Incorporating the CGA helped to identify a potential factor that may refine and sharpen the assessment of those in this borderline ECOG 2 group. Cognitive status as determined by the MMSE may differentiate those with better prognosis from those who will rapidly succumb to the cancer. Patients with ECOG 2 and normal MMSE survive longer than those with abnormal MMSE (hazard ratio [HR] 0.38, confidence interval [CI] 0.16–0.90). Using local educational levels to define a normal MMSE score is critical in proper interpretation of this latter piece of information. Tailoring Treatment for the Elderly
The utility of pharmacogenomics in geriatric oncology will enable the confident use of cytotoxic agents with minimal toxicities in the elderly. The metabolism of the drug irinotecan,2 which is widely used to treat colorectal cancer, is one such example that highlights the need for local patient pharmacogenetic profiling in geriatric oncology. Certain genetic polymorphisms such as UGT1A1*28 in predominantly Caucasian patients result in reduced metabolism of the active metabolite of irinotecan – SN38. This may result in severe neutropoenia and diarrhoea, both of which are poorly tolerated in the elderly with diminished physiological reserves. The incidence of UGT1A1*28 polymorphism is rare in Asian patients.3 Instead, the UGT1A1*6 polymorphism is more prevalent in Asians and predicts better for incidence of neutropoenia. Therefore, more pharmacogenetic profiling across a comprehensive drug list is needed to effectively tailor treatment to suit elderly cancer patients.

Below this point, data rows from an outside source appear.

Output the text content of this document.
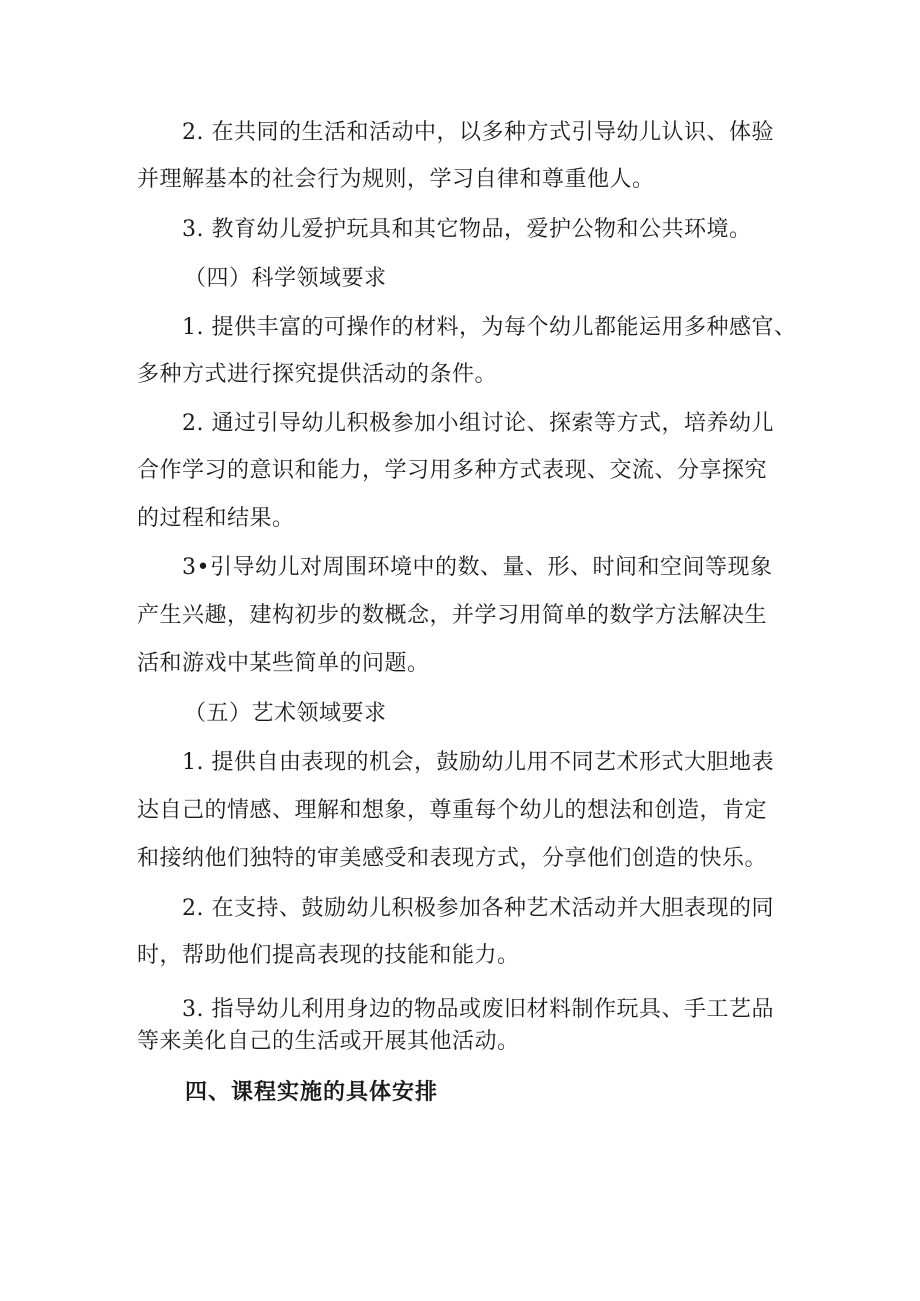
2. 在共同的生活和活动中，以多种方式引导幼儿认识、体验
并理解基本的社会行为规则，学习自律和尊重他人。
3. 教育幼儿爱护玩具和其它物品，爱护公物和公共环境。
（四）科学领域要求
1. 提供丰富的可操作的材料，为每个幼儿都能运用多种感官、
多种方式进行探究提供活动的条件。
2. 通过引导幼儿积极参加小组讨论、探索等方式，培养幼儿
合作学习的意识和能力，学习用多种方式表现、交流、分享探究
的过程和结果。
3•引导幼儿对周围环境中的数、量、形、时间和空间等现象
产生兴趣，建构初步的数概念，并学习用简单的数学方法解决生
活和游戏中某些简单的问题。
（五）艺术领域要求
1. 提供自由表现的机会，鼓励幼儿用不同艺术形式大胆地表
达自己的情感、理解和想象，尊重每个幼儿的想法和创造，肯定
和接纳他们独特的审美感受和表现方式，分享他们创造的快乐。
2. 在支持、鼓励幼儿积极参加各种艺术活动并大胆表现的同
时，帮助他们提高表现的技能和能力。
3. 指导幼儿利用身边的物品或废旧材料制作玩具、手工艺品
等来美化自己的生活或开展其他活动。
四、课程实施的具体安排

Figure 1: Survival Rates of Patients According to Eastern Co-operative Oncology Group Ratings

Asian Sociocultural Perspectives Towards Cancer Treatment in the Elderly
Elderly patients in Asia tend to be more reticent in reporting symptoms, further underlining the importance of using the CGA or at least a screening tool for geriatric syndromes. Many Asian elderly patients also defer the decision-making role to family members; however, the family as surrogate decision-makers may erode the autonomy of the patient. The family frequently request that the diagnosis of cancer is withheld from the elderly patient. Furthermore, the family of elderly cancer patients commonly unfavourably view the use of cytotoxics. The conflict posed by these different sociocultural perspectives cannot be easily resolved. Any effective resolution of this conflict must be accompanied by a trustful therapeutic relationship. We are embarking on a study of the interaction between three main models of communications and perspectives in terms of the elderly cancer patient, the family/caregiver and the healthcare provider. The objective is to identify ‘high-risk’ interactions that threaten the harmony of the doctor–patient and doctor–care-giver relationships, and to investigate the use of potential interventions that will enhance these relationships.

Conclusion
The practice of geriatric oncology in Asia should be based on evidence that is relevant to clinical practice. This can be achieved through active collaboration with international partners, and carrying out more research to study patients, tumours and drug factors in optimising the management of the elderly cancer patient.